En ese momento de desamparo moral, de guerra de todos contra todos, es cuando, el pobre (y aún más el empobrecido de reciente data), despojado de las condiciones para ejercer sus derechos, mendiga al poderoso magnanimidad y se esclaviza. Los discursos recurrentes que en estos días escuchamos, aquí y allá, sobre la necesidad de garantizar esas condiciones de posibilidad de la democracia, a través de un golpe autoritario (material o retórico) que retorne a su senda el ethos pervertido de la patria, ejemplifica el momento hobbesiano. 

El interrogante ante esta encrucijada, ante la impotencia que inspira una democracia sitiada por el capital, afanoso por impulsar estrategias de confusión y desorden para evitar que las miradas se vuelvan sobre sí, es: ¿qué hacer?

Si la democracia, efectivamente, ya no nos brinda los recursos que exige el momento de crisis. Si sus procedimientos están viciados por el simulacro de igualdad que oculta la asimetría creciente. Y si la arbitrariedad sedimentada en sus instituciones por la lealtad de clase en su origen, y la injusticia y la humillación moral se inyecta metódicamente en el cuerpo social para producir un estado de parálisis en el músculo que debe ejercitar la resistencia, ¿qué nos queda? ¿la violencia?

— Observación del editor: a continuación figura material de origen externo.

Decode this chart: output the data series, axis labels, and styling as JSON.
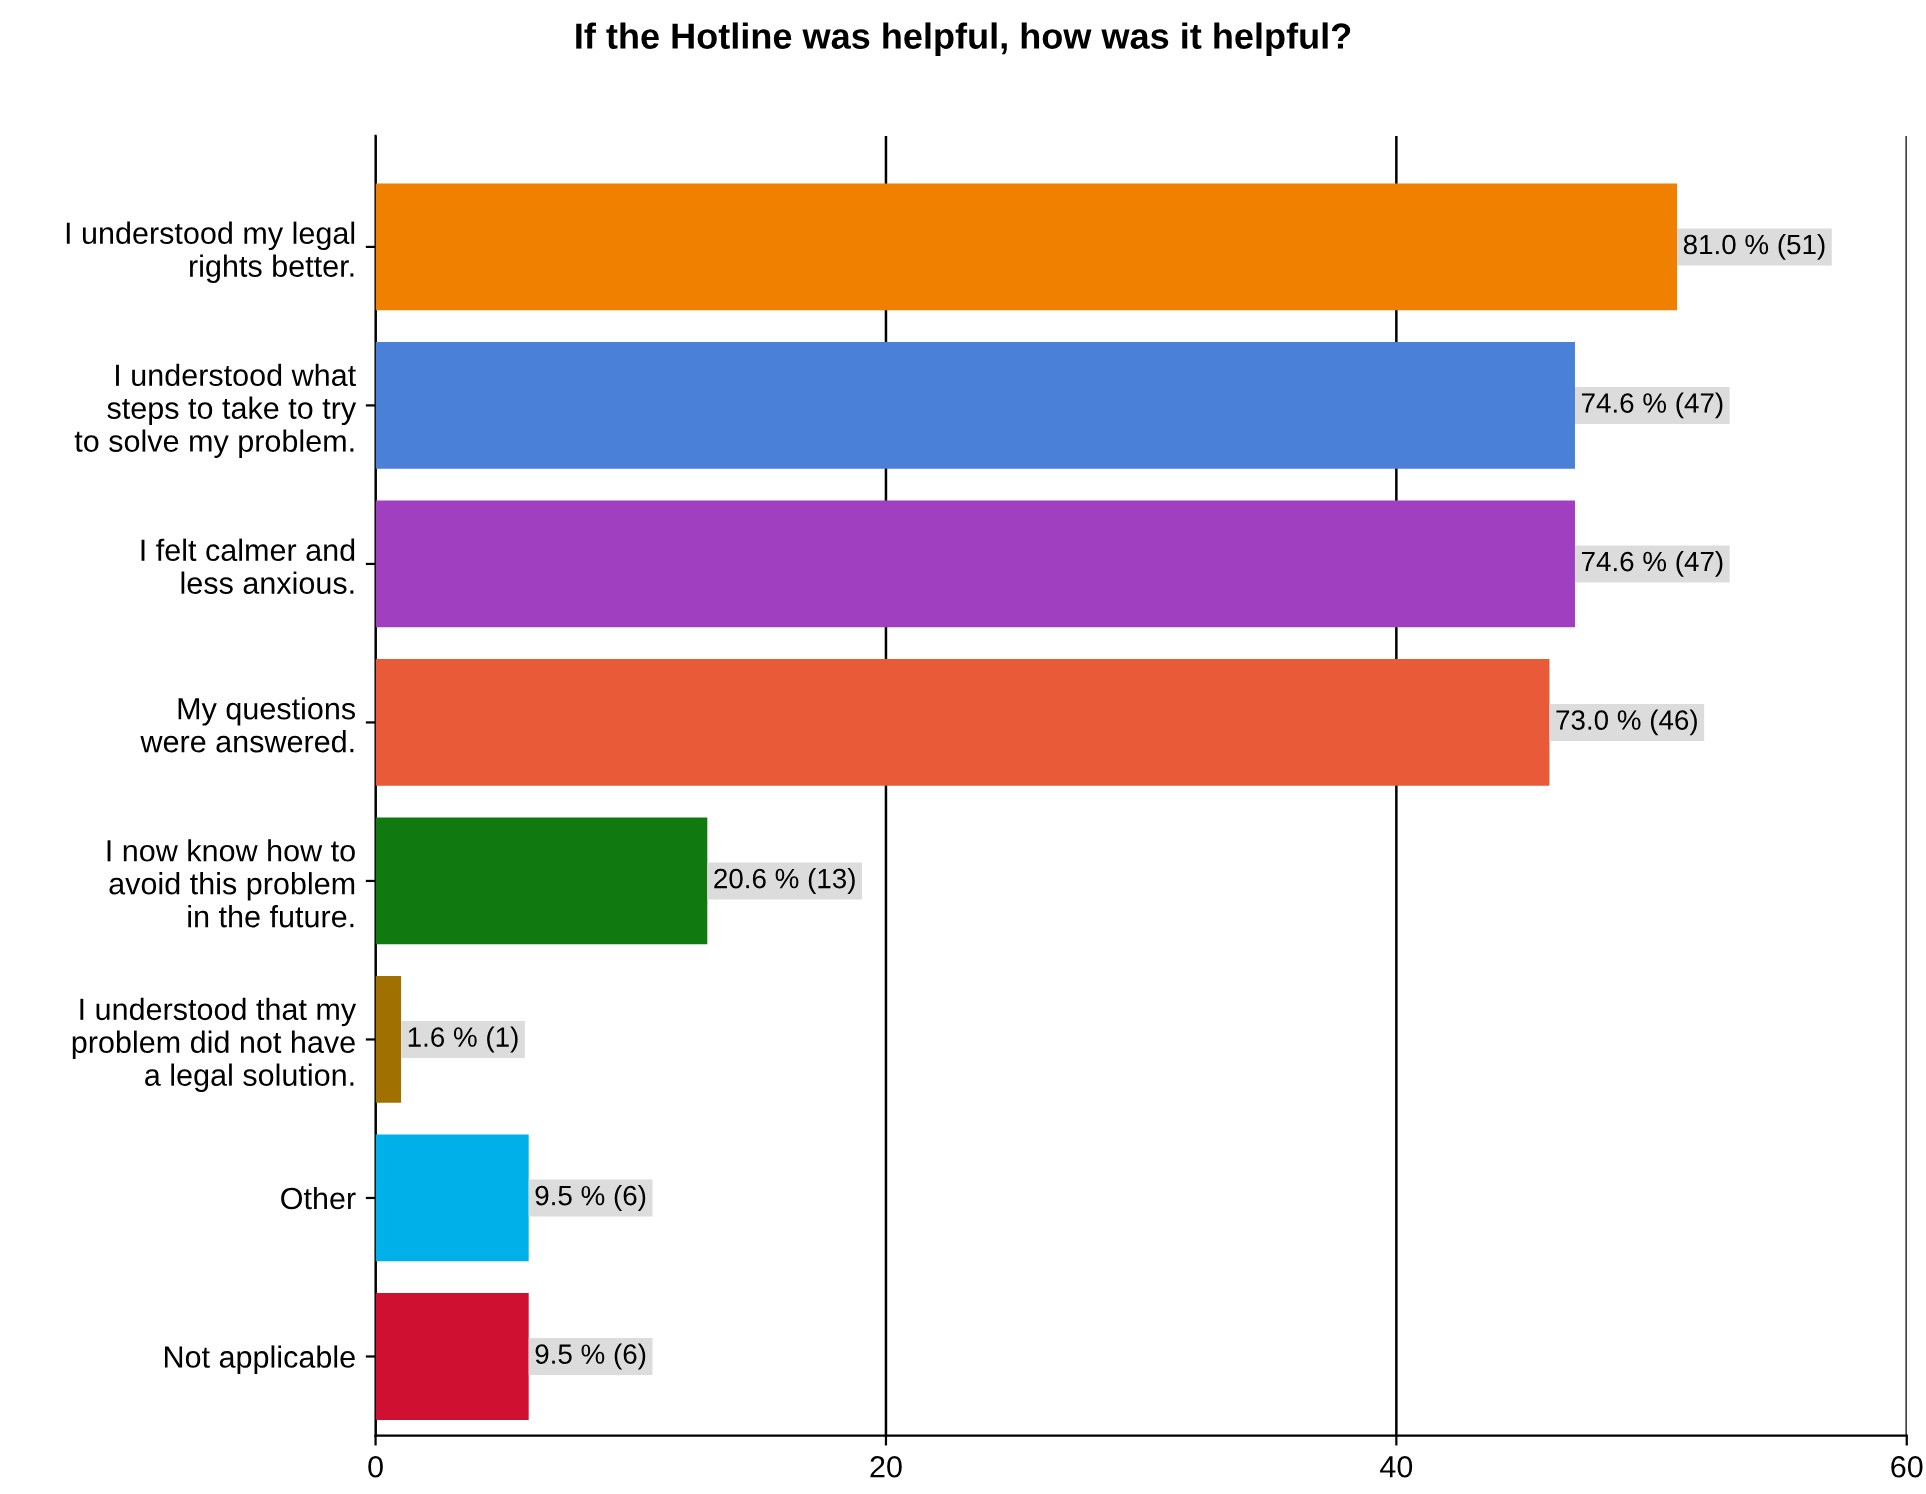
{
  "chart_data": {
    "type": "bar",
    "orientation": "horizontal",
    "title": "If the Hotline was helpful, how was it helpful?",
    "categories": [
      "I understood my legal\nrights better.",
      "I understood what\nsteps to take to try\nto solve my problem.",
      "I felt calmer and\nless anxious.",
      "My questions\nwere answered.",
      "I now know how to\navoid this problem\nin the future.",
      "I understood that my\nproblem did not have\na legal solution.",
      "Other",
      "Not applicable"
    ],
    "values": [
      51,
      47,
      47,
      46,
      13,
      1,
      6,
      6
    ],
    "colors": [
      "#f08000",
      "#4a80d8",
      "#a040c0",
      "#e85a38",
      "#107a10",
      "#a07000",
      "#00b0e8",
      "#d01030"
    ],
    "value_labels": [
      "81.0 % (51)",
      "74.6 % (47)",
      "74.6 % (47)",
      "73.0 % (46)",
      "20.6 % (13)",
      "1.6 % (1)",
      "9.5 % (6)",
      "9.5 % (6)"
    ],
    "xlim": [
      0,
      60
    ],
    "xticks": [
      0,
      20,
      40,
      60
    ],
    "grid": "x",
    "legend": false
  }
}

Buenos Aires y Madrid se miran en el espejo y se reconocen como amantes de un mismo dios belicoso y arrogante. Sus votantes, enfurecidos, llaman a la rebelión para defender a sangre y fuego sus privilegios. 

Hoy, Isabel Díaz Ayuso y Horacio Rodríguez Larreta son los abanderados de esta política del desprecio moral que ejercitan las derechas desinhibidas. 

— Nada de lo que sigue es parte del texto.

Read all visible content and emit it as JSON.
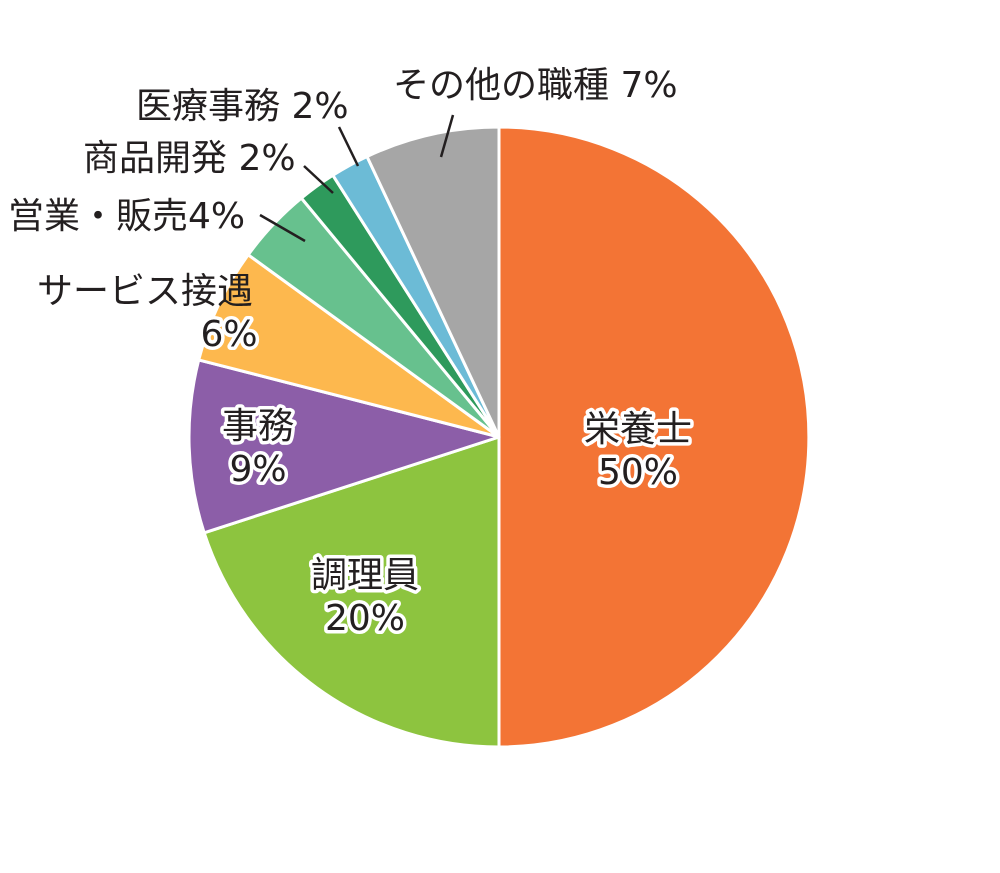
{
  "chart_data": {
    "type": "pie",
    "start_angle_deg": 0,
    "direction": "clockwise",
    "slices": [
      {
        "name": "栄養士",
        "value": 50,
        "value_label": "50%",
        "color": "#f37435"
      },
      {
        "name": "調理員",
        "value": 20,
        "value_label": "20%",
        "color": "#8dc43f"
      },
      {
        "name": "事務",
        "value": 9,
        "value_label": "9%",
        "color": "#8c5ea8"
      },
      {
        "name": "サービス接遇",
        "value": 6,
        "value_label": "6%",
        "color": "#fdb84e"
      },
      {
        "name": "営業・販売",
        "value": 4,
        "value_label": "4%",
        "color": "#67c18e"
      },
      {
        "name": "商品開発",
        "value": 2,
        "value_label": "2%",
        "color": "#2e9a5c"
      },
      {
        "name": "医療事務",
        "value": 2,
        "value_label": "2%",
        "color": "#6cbbd6"
      },
      {
        "name": "その他の職種",
        "value": 7,
        "value_label": "7%",
        "color": "#a6a6a6"
      }
    ]
  }
}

Sin embargo, lo peor está por verse. Porque bajo la sombra de estos personajes caricaturescos de las derechas iberoamericanas que concitan el aplauso animado de sus votantes más enfebrecidos, agradecidos por preservar sus derechos de libertad y propiedad ante la horda de hambrientos que se asoman en el horizonte, esperan su turno personajes aún más siniestros.